Wednesday, April 4, 2018

Waitin' for My Dearie

Many a lassie as ev'ryone knows'll
Try to be married before twenty-five.
So she'll agree to most any proposal.
All he mus' be is a man, an' alive.
I hold a dream an' there's no compromisin'
I know there's one certain laddie for me.
One day he'll come walkin' o'er the horizon:
But should he not, then an old maid I'll be.
Foolish, ye may say.
Foolish I will stay.

GIRL:
What do ye do while ye're waitin' around
For your lad to come your way?

FIONA:
Well, when no one is lookin', ye kneel on the ground,
An' ye pray an' pray an' pray!

2ND GIRL:
But when lassies sit an' have no men,
Oh, how long becomes the night.

FIONA:
But I fear the night is longer when the lad's no' right.
Waitin' for my dearie is sweeter to me
Than wooin' any laddie on the lea.
- Waitin' For My Dearie, Brigadoon


I'll admit I'm getting a bit tired of waiting for that dearie, but I'm still not desperate enough to settle for the next warm body that comes along. I know who I am and I know what I want. And because of that I know exactly why I'm in the place I am, in all aspects of my life really.

I've been thrown (once almost literally) at too many guys just because they're young, male and single. And while, yes, those three are a big plus on my list (especially single), it's not enough. I don't want them to play 20 questions trying to find one thing in common. I don't want them to ask about my thoughts on soccer (that's an immediate no for me, I endure enough soccer crap from my dad) and then proceed to try and talk to me about it.
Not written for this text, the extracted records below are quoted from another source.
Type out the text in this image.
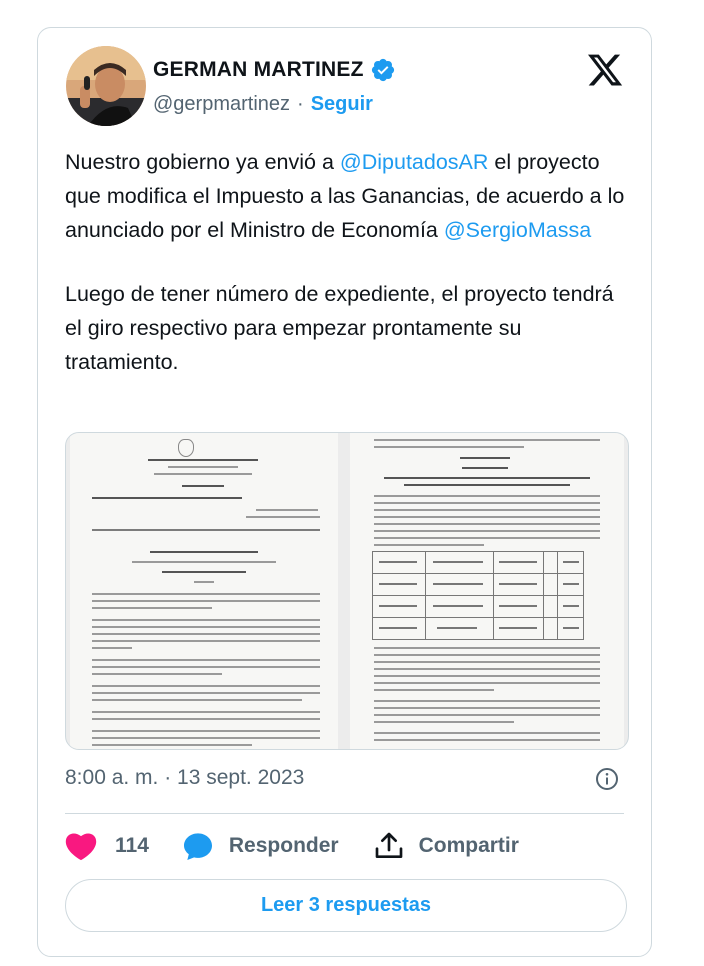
GERMAN MARTINEZ
@gerpmartinez · Seguir

Nuestro gobierno ya envió a @DiputadosAR el proyecto que modifica el Impuesto a las Ganancias, de acuerdo a lo anunciado por el Ministro de Economía @SergioMassa

Luego de tener número de expediente, el proyecto tendrá el giro respectivo para empezar prontamente su tratamiento.

8:00 a. m. · 13 sept. 2023
114	Responder	Compartir
Leer 3 respuestas
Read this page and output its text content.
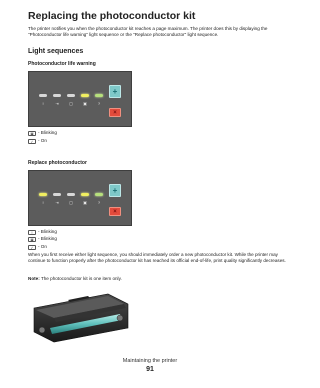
Replacing the photoconductor kit
The printer notifies you when the photoconductor kit reaches a page maximum. The printer does this by displaying the "Photoconductor life warning" light sequence or the "Replace photoconductor" light sequence.
Light sequences
Photoconductor life warning
!	⇥	▢	▣	?
+
×
▣ - Blinking
✓ - On
Replace photoconductor
!	⇥	▢	▣	?
+
×
!	- Blinking
▣ - Blinking
✓ - On
When you first receive either light sequence, you should immediately order a new photoconductor kit. While the printer may continue to function properly after the photoconductor kit has reached its official end-of-life, print quality significantly decreases.
Note: The photoconductor kit is one item only.
Maintaining the printer
91
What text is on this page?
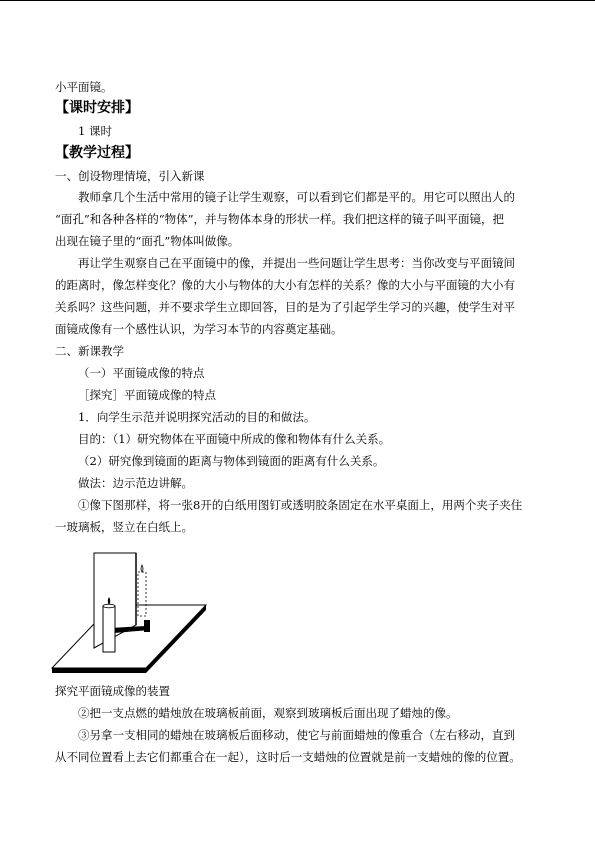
小平面镜。
【课时安排】
1 课时
【教学过程】
一、创设物理情境，引入新课
教师拿几个生活中常用的镜子让学生观察，可以看到它们都是平的。用它可以照出人的
“面孔”和各种各样的“物体”，并与物体本身的形状一样。我们把这样的镜子叫平面镜，把
出现在镜子里的“面孔”物体叫做像。
再让学生观察自己在平面镜中的像，并提出一些问题让学生思考：当你改变与平面镜间
的距离时，像怎样变化？像的大小与物体的大小有怎样的关系？像的大小与平面镜的大小有
关系吗？这些问题，并不要求学生立即回答，目的是为了引起学生学习的兴趣，使学生对平
面镜成像有一个感性认识，为学习本节的内容奠定基础。
二、新课教学
（一）平面镜成像的特点
［探究］平面镜成像的特点
1．向学生示范并说明探究活动的目的和做法。
目的：（1）研究物体在平面镜中所成的像和物体有什么关系。
（2）研究像到镜面的距离与物体到镜面的距离有什么关系。
做法：边示范边讲解。
①像下图那样，将一张8开的白纸用图钉或透明胶条固定在水平桌面上，用两个夹子夹住
一玻璃板，竖立在白纸上。
探究平面镜成像的装置
②把一支点燃的蜡烛放在玻璃板前面，观察到玻璃板后面出现了蜡烛的像。
③另拿一支相同的蜡烛在玻璃板后面移动，使它与前面蜡烛的像重合（左右移动，直到
从不同位置看上去它们都重合在一起），这时后一支蜡烛的位置就是前一支蜡烛的像的位置。
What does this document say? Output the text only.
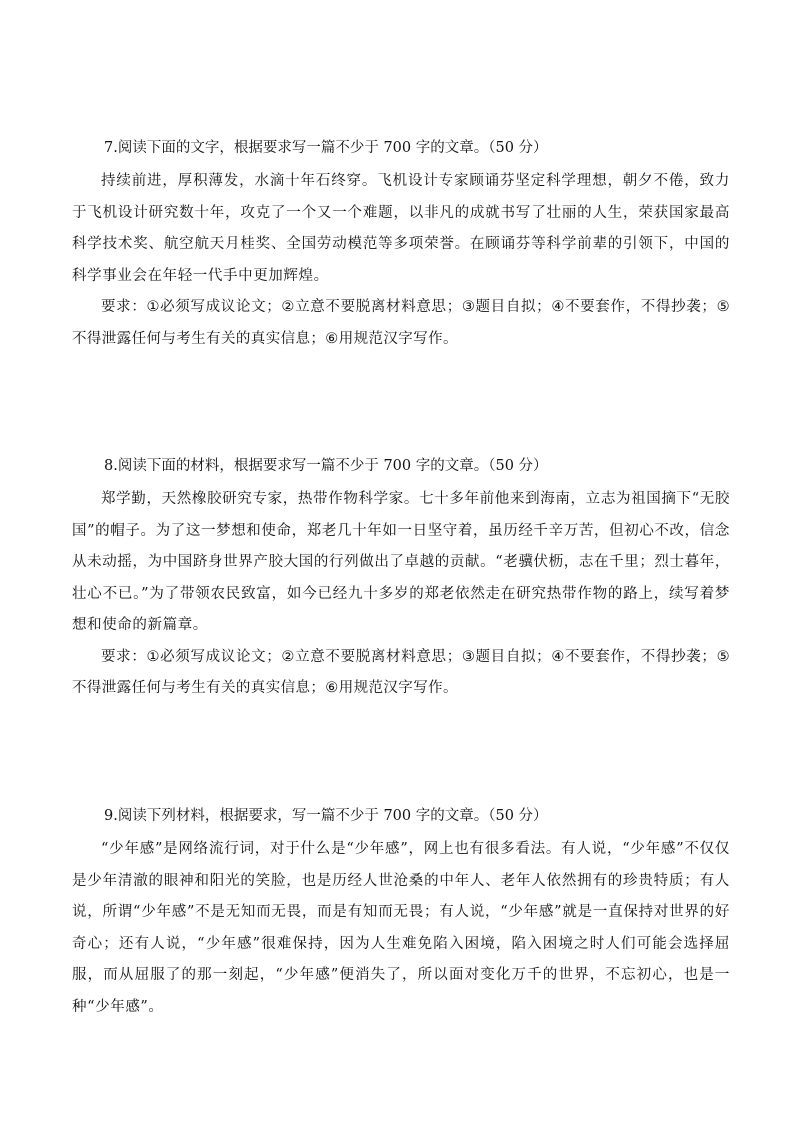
7.阅读下面的文字，根据要求写一篇不少于 700 字的文章。（50 分）

持续前进，厚积薄发，水滴十年石终穿。飞机设计专家顾诵芬坚定科学理想，朝夕不倦，致力于飞机设计研究数十年，攻克了一个又一个难题，以非凡的成就书写了壮丽的人生，荣获国家最高科学技术奖、航空航天月桂奖、全国劳动模范等多项荣誉。在顾诵芬等科学前辈的引领下，中国的科学事业会在年轻一代手中更加辉煌。

要求：①必须写成议论文；②立意不要脱离材料意思；③题目自拟；④不要套作，不得抄袭；⑤不得泄露任何与考生有关的真实信息；⑥用规范汉字写作。

8.阅读下面的材料，根据要求写一篇不少于 700 字的文章。（50 分）

郑学勤，天然橡胶研究专家，热带作物科学家。七十多年前他来到海南，立志为祖国摘下“无胶国”的帽子。为了这一梦想和使命，郑老几十年如一日坚守着，虽历经千辛万苦，但初心不改，信念从未动摇，为中国跻身世界产胶大国的行列做出了卓越的贡献。“老骥伏枥，志在千里；烈士暮年，壮心不已。”为了带领农民致富，如今已经九十多岁的郑老依然走在研究热带作物的路上，续写着梦想和使命的新篇章。

要求：①必须写成议论文；②立意不要脱离材料意思；③题目自拟；④不要套作，不得抄袭；⑤不得泄露任何与考生有关的真实信息；⑥用规范汉字写作。

9.阅读下列材料，根据要求，写一篇不少于 700 字的文章。（50 分）

“少年感”是网络流行词，对于什么是“少年感”，网上也有很多看法。有人说，“少年感”不仅仅是少年清澈的眼神和阳光的笑脸，也是历经人世沧桑的中年人、老年人依然拥有的珍贵特质；有人说，所谓“少年感”不是无知而无畏，而是有知而无畏；有人说，“少年感”就是一直保持对世界的好奇心；还有人说，“少年感”很难保持，因为人生难免陷入困境，陷入困境之时人们可能会选择屈服，而从屈服了的那一刻起，“少年感”便消失了，所以面对变化万千的世界，不忘初心，也是一种“少年感”。
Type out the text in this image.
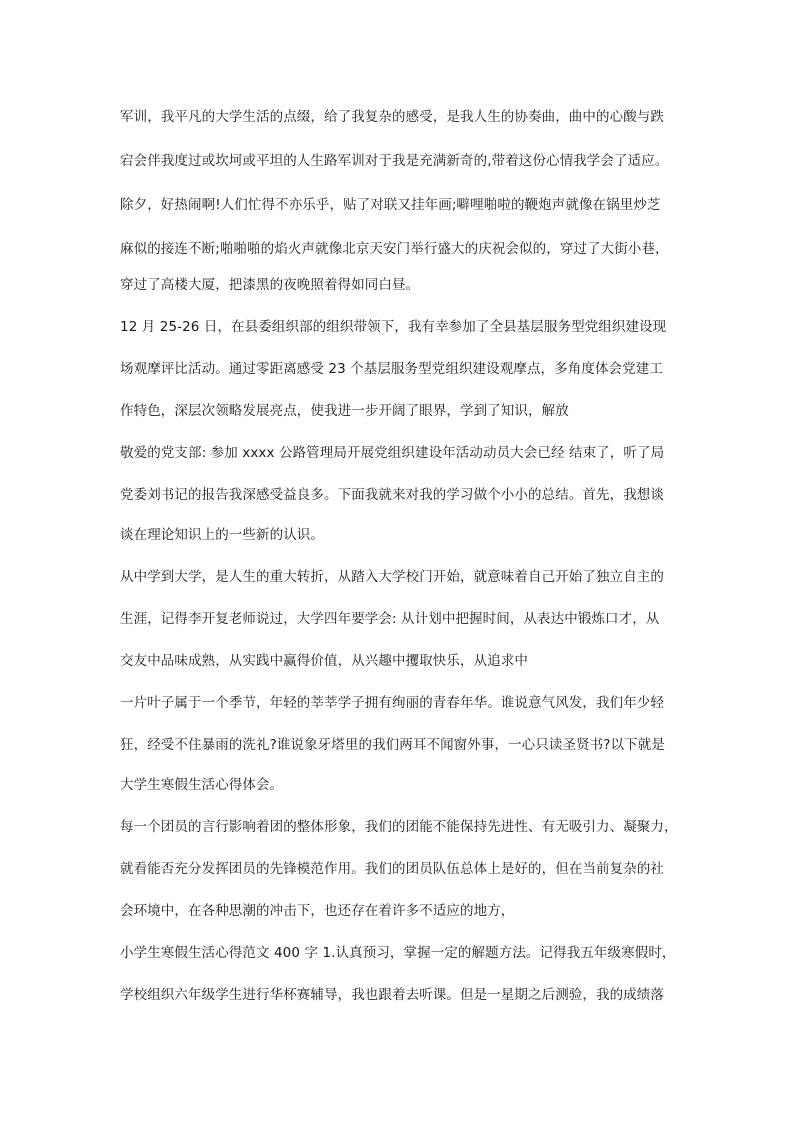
军训，我平凡的大学生活的点缀，给了我复杂的感受，是我人生的协奏曲，曲中的心酸与跌
宕会伴我度过或坎坷或平坦的人生路军训对于我是充满新奇的,带着这份心情我学会了适应。
除夕，好热闹啊!人们忙得不亦乐乎，贴了对联又挂年画;噼哩啪啦的鞭炮声就像在锅里炒芝
麻似的接连不断;啪啪啪的焰火声就像北京天安门举行盛大的庆祝会似的，穿过了大街小巷，
穿过了高楼大厦，把漆黑的夜晚照着得如同白昼。
12 月 25-26 日，在县委组织部的组织带领下，我有幸参加了全县基层服务型党组织建设现
场观摩评比活动。通过零距离感受 23 个基层服务型党组织建设观摩点，多角度体会党建工
作特色，深层次领略发展亮点，使我进一步开阔了眼界，学到了知识，解放
敬爱的党支部: 参加 xxxx 公路管理局开展党组织建设年活动动员大会已经 结束了，听了局
党委刘书记的报告我深感受益良多。下面我就来对我的学习做个小小的总结。首先，我想谈
谈在理论知识上的一些新的认识。
从中学到大学，是人生的重大转折，从踏入大学校门开始，就意味着自己开始了独立自主的
生涯，记得李开复老师说过，大学四年要学会: 从计划中把握时间，从表达中锻炼口才，从
交友中品味成熟，从实践中赢得价值，从兴趣中攫取快乐，从追求中
一片叶子属于一个季节，年轻的莘莘学子拥有绚丽的青春年华。谁说意气风发，我们年少轻
狂，经受不住暴雨的洗礼?谁说象牙塔里的我们两耳不闻窗外事，一心只读圣贤书?以下就是
大学生寒假生活心得体会。
每一个团员的言行影响着团的整体形象，我们的团能不能保持先进性、有无吸引力、凝聚力，
就看能否充分发挥团员的先锋模范作用。我们的团员队伍总体上是好的，但在当前复杂的社
会环境中，在各种思潮的冲击下，也还存在着许多不适应的地方，
小学生寒假生活心得范文 400 字 1.认真预习，掌握一定的解题方法。记得我五年级寒假时，
学校组织六年级学生进行华杯赛辅导，我也跟着去听课。但是一星期之后测验，我的成绩落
I don't want them to conclude that I'm really smart when I mention my love of books. I want a reader! Though I won't hold my breath, maybe someone who isn't intimidated by the idea of being a reader. Definitely no one who finds it boring or goes on about how they wish they had time to read. I like the idea of reading at different ends of the couch, or doing it myself while he does whatever the hell he likes to do.

I want someone who will make me want to try new things. I hate running but I'll give it a try for the right person.
I want adventure and to continue traveling, not some guy who thinks Las Vegas is a vacation. I want someone who'll give me 30 minute notice to pack a bag so we can just head off somewhere.

I want someone who knows what he wants! And does everything he can to get it, while helping me reach my own goals.

I want someone to talk to or not talk to, who can just sit in that comfortable silence.

I want someone who will let me be me. I never want to hear "Are you alright? I've never seen you act like this," when I get excited.
I want someone to be a dork with. Or at the very least someone who'll let me go off on my own and just smile and think "She's crazy but I love her."


In the words of Tahereh Mafi: “I want to be the friend you fall hopelessly in love with. The one you take into your arms and into your bed and into the private world you keep trapped in your head. I want to be that kind of friend. The one who will memorize the things you say as well as the shape of your lips when you say them. I want to know every curve, every freckle, every shiver of your body.

I want to know where to touch you, I want to know how to touch you. I want to convince you to design a smile just for me. Yes, I do want to be your friend. I want to be your best friend in the entire world.”